Old outstanding purchase orders and sales orders on the system

SOLVED

Good day all,

I need some assistance.

My company is trying to clean their sage 200 system and get it in order. The system has purchase orders on it from 3 years ago where sone have a GRV number but are still sitting as outstanding because no supplier invoice was processed. Some dont have a grv number at all.

If I had to process these so it doesnt sit as outstanding anymore would that affect the accounting part of the system? Or does rhe accounting part get affect once the GRV is done? Im not sure how to do this.

Please can someone advise.

Thank you

Top Replies

  • +1
    verified answer

    Hi

    The best way to get rid of your old/unused outstanding Purchase Orders is to do the following:

    1.Backup the company and ensure all other users are logged out

    2. Go to Order Entry | Maintenance | Cancel Orders - 

    3. In here select the various filters and process the cancellation of orders (Sales and/or Purchase Orders) 

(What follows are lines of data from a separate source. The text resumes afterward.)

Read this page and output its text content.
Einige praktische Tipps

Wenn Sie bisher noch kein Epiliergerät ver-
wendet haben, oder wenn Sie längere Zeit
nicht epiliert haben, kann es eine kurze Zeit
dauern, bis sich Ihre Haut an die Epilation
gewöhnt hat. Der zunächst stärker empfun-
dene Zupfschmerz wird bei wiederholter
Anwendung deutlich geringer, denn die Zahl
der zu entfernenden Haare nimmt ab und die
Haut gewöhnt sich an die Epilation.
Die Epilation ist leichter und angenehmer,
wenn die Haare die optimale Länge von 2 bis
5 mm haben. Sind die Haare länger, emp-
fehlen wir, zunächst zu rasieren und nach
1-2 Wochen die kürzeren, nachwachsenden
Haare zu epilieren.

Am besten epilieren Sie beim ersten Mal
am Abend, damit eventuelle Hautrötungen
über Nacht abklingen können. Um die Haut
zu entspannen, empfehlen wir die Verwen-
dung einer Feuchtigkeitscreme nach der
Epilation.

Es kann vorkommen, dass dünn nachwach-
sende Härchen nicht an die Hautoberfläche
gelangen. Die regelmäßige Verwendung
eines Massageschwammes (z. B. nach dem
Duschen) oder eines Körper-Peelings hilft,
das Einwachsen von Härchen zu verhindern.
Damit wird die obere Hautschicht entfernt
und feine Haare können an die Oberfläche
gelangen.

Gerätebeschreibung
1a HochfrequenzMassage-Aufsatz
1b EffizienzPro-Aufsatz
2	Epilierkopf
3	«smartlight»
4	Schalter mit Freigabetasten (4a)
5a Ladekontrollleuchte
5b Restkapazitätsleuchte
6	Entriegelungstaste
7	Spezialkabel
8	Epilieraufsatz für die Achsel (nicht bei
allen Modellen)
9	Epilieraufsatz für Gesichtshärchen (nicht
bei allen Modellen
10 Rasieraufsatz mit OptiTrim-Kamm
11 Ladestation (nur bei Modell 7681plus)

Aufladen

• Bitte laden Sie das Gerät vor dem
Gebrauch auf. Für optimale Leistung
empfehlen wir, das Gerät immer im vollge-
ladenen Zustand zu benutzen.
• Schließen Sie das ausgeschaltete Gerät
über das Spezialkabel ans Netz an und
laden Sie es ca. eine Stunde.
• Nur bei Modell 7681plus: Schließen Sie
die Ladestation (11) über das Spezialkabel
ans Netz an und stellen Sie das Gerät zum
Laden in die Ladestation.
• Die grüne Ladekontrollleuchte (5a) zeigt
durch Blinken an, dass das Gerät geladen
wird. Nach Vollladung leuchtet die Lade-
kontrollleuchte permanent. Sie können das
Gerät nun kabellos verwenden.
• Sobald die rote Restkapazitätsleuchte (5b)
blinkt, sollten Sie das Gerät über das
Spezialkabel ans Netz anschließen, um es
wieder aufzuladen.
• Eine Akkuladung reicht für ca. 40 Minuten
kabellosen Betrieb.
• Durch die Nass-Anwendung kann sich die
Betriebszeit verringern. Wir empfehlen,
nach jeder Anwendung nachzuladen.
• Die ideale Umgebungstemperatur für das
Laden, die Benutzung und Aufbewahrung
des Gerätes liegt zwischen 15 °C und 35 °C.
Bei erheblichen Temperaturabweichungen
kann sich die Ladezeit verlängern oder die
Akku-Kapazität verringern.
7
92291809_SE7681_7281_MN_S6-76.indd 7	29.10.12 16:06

    4. Then go to Order Entry | Purge Orders (Sales and/or Purchase Orders) 

    5. In here select the various filters and process the purging  of orders - this means afterwards you won;t be able to fund any of the purged orders afterwards 

     

    Please also note:

    You stated/asked: 

    If I had to process these so it doesnt sit as outstanding anymore would that affect the accounting part of the system? Or does rhe accounting part get affect once the GRV is done? Im not sure how to do this.

    Answer: The moment you process any outstanding order (PO or SO) then you will affect the Accounting part of the system as the GRV and or Supplier Invoice is processed which means a direct impact on the supplier, stock and GL accounts

    So yes, the following can be confirmed:

    1) By capturing and simply Placing a new SO or PO, now GL, supplier/customer or stock account is affected

    2) But the moment you process the SO/PO the GL, supplier/customer or stock accounts are affected

    Finally: The best advise I can give you is the following:

    1) Restore your company backup as a new database called DEMO  (using MS SQL Management Studio) 

    2) Then locate, open and test as much as possible on any type of query you have. Working in the DEMO DB will ahve no affect on your live company.

    Once you're better skilled, satisfied and confident in working in Evolution you can then repeat the same transactions as required in the live company.